Mr. Bhansali contended that such an addition was unwarranted, as only the profit from these transactions, amounting to Rs. 9.32 lakh, was disclosed as income in his return. He also argued that the provisions of Sections 147 and 148 of the Act, pertaining to reassessment, were not applicable since the assessment was based on a search initiated on a third party.
The Findings of the Tribunal
The ITAT, after evaluating the facts and contentions, set aside the addition of the entire Rs. 4.89 crore and ruled in favor of the assessee. Key observations of the bench included:
- Nature of Transactions: The Tribunal noted that the transactions in question, though deemed non-genuine, involved both purchase and sale. The AO and CIT(A) failed to appreciate that these transactions could not be treated as unexplained in their entirety since the assessee only received the profit from them.
- Profit as Undisclosed Income: The ITAT remarked, “The alleged accommodation entry at best could be restricted to the profit only. It is equally true that the assessee has duly disclosed the profit from said speculation business in commodities trading as income in the return, and such a fact has not been denied by the authorities below.” Therefore, only the profit of Rs. 9.32 lakh could be treated as cash credits under Section 68, not the entire transaction amount.
- Money Laundering Allegation: The Tribunal acknowledged the findings of the investigation wing, which revealed that the transactions were part of an intricate process of money laundering involving placement, layering, and integration. However, it held that the claim of profit could only be considered the cash routed through the sub-broker to give it a semblance of legitimacy.
Investigation Findings
The case was rooted in an investigation by the Forward Market Commission (FMC) and the Income Tax Department, which found that clients and members of the National Multi Commodity Exchange (NMCE) were involved in creating artificial trading volumes and evading taxes. The principal director of income tax (investigation) at Ahmedabad conducted a survey at the NMCE premises, leading to the identification of entities booking bogus losses or profits through fictitious transactions.

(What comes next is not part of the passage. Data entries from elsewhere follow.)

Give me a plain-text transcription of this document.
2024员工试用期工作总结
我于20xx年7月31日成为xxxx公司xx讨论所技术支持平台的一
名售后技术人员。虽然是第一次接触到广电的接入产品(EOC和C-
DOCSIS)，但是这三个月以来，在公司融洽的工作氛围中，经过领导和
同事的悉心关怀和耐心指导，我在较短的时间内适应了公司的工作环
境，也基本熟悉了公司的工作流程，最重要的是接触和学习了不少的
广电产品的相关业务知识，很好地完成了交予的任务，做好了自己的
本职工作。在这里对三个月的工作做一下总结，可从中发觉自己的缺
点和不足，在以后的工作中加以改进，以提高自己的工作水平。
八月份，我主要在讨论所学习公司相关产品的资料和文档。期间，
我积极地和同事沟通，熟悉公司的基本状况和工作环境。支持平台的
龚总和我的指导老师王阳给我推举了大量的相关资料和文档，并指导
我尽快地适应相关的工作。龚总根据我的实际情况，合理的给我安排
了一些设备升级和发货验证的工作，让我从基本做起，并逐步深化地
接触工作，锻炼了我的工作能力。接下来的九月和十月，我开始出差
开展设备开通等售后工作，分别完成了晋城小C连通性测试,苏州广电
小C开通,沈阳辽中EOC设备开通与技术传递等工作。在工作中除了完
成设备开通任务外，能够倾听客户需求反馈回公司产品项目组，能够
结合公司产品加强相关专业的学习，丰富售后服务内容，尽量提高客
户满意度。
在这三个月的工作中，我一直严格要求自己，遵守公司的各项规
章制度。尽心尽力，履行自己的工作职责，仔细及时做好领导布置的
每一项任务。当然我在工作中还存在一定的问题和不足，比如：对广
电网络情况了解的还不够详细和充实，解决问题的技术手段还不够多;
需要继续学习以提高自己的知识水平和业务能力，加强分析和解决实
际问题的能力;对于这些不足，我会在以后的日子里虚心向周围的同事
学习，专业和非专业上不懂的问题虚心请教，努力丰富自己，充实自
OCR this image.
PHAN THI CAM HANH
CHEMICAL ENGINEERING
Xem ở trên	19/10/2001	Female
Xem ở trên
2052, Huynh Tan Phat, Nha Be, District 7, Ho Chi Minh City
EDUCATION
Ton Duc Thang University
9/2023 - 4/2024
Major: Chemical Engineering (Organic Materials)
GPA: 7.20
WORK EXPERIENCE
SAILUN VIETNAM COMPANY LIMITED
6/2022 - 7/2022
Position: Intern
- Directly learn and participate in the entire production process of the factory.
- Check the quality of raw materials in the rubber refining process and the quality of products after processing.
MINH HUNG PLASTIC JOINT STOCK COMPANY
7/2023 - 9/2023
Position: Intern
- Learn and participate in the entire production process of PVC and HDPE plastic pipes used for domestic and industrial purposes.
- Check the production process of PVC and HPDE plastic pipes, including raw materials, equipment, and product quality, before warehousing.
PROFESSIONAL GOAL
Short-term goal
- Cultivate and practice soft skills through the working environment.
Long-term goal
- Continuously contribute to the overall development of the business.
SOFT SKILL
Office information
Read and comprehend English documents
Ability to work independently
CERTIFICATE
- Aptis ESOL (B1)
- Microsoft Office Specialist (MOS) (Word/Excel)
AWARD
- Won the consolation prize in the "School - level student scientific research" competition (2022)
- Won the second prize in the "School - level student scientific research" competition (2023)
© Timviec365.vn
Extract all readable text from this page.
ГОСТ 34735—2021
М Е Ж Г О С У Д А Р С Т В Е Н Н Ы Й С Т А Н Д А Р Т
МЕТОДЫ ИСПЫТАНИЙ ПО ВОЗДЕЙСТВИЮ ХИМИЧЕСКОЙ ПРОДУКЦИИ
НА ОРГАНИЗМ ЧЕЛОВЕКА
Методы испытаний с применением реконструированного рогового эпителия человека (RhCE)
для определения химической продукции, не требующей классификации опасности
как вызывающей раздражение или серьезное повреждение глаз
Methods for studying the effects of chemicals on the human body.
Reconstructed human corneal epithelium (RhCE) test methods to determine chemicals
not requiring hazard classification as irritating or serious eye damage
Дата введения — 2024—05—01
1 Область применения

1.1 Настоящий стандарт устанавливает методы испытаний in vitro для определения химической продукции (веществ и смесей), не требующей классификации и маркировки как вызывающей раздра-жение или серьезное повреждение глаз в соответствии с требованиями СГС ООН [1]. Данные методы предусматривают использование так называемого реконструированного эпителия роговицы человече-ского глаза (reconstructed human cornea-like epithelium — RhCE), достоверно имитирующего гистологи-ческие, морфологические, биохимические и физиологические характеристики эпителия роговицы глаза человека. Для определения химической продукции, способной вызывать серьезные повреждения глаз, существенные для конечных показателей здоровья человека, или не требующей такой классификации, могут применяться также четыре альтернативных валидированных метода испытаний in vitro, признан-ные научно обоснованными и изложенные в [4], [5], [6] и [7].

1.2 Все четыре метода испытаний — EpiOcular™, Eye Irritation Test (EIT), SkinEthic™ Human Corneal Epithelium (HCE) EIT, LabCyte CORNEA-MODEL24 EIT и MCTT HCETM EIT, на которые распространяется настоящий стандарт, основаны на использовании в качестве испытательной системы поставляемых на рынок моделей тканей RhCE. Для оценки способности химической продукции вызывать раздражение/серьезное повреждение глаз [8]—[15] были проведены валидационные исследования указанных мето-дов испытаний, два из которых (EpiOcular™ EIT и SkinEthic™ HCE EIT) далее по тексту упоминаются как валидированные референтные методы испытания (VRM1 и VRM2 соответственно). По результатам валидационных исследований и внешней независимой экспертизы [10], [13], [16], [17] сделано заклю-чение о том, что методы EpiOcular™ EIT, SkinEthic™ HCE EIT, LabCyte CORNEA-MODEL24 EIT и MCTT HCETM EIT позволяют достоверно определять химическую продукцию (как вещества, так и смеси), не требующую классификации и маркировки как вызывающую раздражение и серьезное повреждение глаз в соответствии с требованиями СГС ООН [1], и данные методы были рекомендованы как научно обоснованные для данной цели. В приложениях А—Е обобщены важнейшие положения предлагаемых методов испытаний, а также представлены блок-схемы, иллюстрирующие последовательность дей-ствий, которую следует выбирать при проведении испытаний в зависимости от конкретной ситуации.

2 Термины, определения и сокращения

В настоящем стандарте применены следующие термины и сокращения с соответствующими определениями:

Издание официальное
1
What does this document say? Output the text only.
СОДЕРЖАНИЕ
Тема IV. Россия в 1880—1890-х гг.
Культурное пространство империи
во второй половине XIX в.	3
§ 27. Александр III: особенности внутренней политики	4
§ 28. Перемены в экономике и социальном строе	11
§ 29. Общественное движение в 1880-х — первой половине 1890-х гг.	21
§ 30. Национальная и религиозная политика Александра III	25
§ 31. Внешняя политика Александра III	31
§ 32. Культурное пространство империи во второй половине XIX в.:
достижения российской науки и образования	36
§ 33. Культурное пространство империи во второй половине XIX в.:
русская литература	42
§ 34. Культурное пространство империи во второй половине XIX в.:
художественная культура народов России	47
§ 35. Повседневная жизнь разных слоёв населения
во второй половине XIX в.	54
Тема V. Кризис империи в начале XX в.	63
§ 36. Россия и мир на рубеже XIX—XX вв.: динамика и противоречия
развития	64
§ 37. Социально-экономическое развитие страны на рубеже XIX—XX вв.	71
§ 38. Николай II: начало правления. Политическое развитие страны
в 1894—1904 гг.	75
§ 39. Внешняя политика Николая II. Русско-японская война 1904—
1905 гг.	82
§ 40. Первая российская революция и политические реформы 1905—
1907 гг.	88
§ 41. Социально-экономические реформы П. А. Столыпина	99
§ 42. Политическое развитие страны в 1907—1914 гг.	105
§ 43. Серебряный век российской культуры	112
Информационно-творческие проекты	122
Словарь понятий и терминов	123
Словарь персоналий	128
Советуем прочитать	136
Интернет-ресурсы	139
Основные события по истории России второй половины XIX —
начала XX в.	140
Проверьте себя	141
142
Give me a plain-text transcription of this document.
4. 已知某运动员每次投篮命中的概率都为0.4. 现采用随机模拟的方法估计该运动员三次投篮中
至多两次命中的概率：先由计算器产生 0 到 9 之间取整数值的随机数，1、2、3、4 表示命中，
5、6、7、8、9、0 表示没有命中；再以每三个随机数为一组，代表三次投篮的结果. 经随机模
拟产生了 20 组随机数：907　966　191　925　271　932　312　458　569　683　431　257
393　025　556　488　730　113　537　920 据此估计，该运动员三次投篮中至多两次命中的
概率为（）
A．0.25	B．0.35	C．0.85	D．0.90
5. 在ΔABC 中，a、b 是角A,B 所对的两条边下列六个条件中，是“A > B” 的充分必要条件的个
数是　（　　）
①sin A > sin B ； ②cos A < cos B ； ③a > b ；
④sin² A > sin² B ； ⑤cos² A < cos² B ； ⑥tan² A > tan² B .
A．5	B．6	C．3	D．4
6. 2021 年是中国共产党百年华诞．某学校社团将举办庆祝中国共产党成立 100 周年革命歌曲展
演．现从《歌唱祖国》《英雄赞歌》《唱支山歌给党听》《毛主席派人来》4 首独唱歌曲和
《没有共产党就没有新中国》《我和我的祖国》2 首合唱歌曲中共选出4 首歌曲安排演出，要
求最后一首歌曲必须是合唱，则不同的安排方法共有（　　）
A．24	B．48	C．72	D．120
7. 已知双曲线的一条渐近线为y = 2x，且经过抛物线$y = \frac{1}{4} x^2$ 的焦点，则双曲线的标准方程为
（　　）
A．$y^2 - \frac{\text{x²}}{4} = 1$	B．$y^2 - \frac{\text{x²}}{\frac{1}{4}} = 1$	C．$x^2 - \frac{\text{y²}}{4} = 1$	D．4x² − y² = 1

Mr. Bhansali’s transactions with Jet Air Agencies Pvt Ltd, a sub-broker, were flagged as fictitious. Initially, Mr. Bhansali denied having any dealings with the sub-broker but later admitted to the transactions, claiming they were genuine. However, during the proceedings, his counsel argued that the profit of Rs. 9.32 lakh was the only amount that could be legitimately added as income.
The Tribunal’s Conclusion
After considering all aspects, the ITAT concluded that the AO’s addition of the entire Rs. 4.89 crore as unexplained income was unjustified. It held that only the profit from the commodities transactions, amounting to Rs. 9.32 lakh, could be considered undisclosed income under Section 68. The bench emphasized that “neither the AO nor the CIT(A) appreciated that the impugned transaction, even though considered non-genuine, involved purchase as well as sale.”
Significance of the Ruling
This judgment underscores the principle that only the actual income derived from non-genuine transactions can be brought to tax under Section 68, not the gross transaction amounts. The ruling provides clarity for taxpayers facing similar allegations of sham transactions and reinforces the need for assessing officers to adopt a balanced approach based on the substance of the case.
By focusing on the profit element rather than the entire transaction value, the ITAT has set a precedent that limits the scope of arbitrary additions under Section 68, especially in cases involving alleged accommodation entries.
Conclusion
The ITAT’s decision in the case of Vijay Maneklal Bhansali highlights the importance of distinguishing between genuine income and inflated additions under Section 68. While the Tribunal recognized the complexities of money laundering schemes, it rightly confined the addition to the disclosed profit, ensuring a fair and just outcome for the taxpayer. This judgment will likely serve as a valuable reference for future cases involving similar disputes under the Income Tax Act.